Ponder this as you sip your Sunday morning coffee: Mortgage bankers think “something really bad is going to happen.” That’s the view of Jeff Lebowitz, the founder of Mortech, which conducts research for the mortgage industry. The Chester, Conn., company’s study queried 330 mortgage banking executives before the war in Iraq and found them increasingly and persistently pessimistic, even during this boom time.
How booming? Two weeks ago, Lebowitz delivered his assessment to a mortgage industry meeting, a trade group announced that the number of applications to refinance home loans had shot up astronomically, again, to a new record.
“Even though business has been good for three years, there has been a deterioration in confidence,” Lebowitz said. “We’ve seen a steady decline of lenders who think that business is going to grow and grow profitably.... We have not seen that level of distress in their attitudes before.”
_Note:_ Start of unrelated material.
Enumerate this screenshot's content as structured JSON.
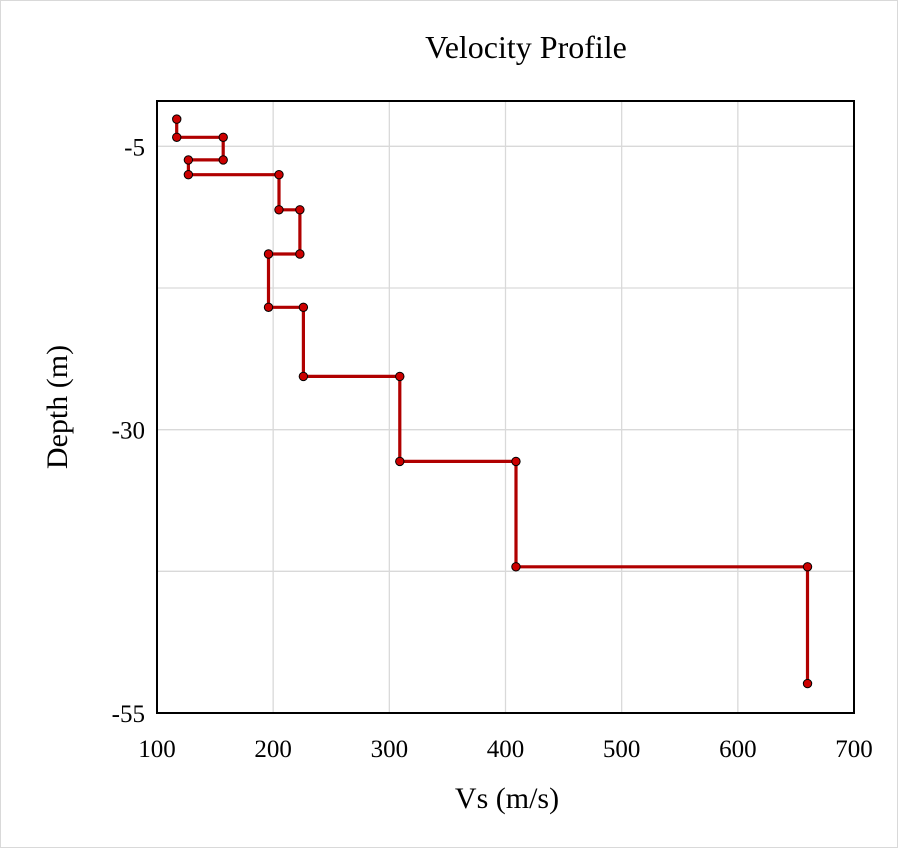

Even as Lebowitz released his study earlier this month, the mortgage business was digesting a growing chorus of utterances, including one from Federal Reserve Chairman Alan Greenspan, that America’s long-running refi madness was about over.
But the attitudes in Lebowitz’s survey don’t necessarily mean bad days ahead for housing, maybe just bad days for mortgage firms, which have mushroomed in the last three years. Lebowitz sees the business becoming leaner, meaner and more competitive.
“We asked lenders what their strategy is going to be,” he said. “We got a sharp jump in the number of lenders who are going to focus on increasing their share of mortgage originations.” Some of them might underprice their first mortgage loans in order to get a piece of a shrinking pie, he explained.
It’s good news, bad news. “They’re going to be developing a competitive environment that might be good for consumers,” Lebowitz said. “On the other hand, it might be deadly for lenders.”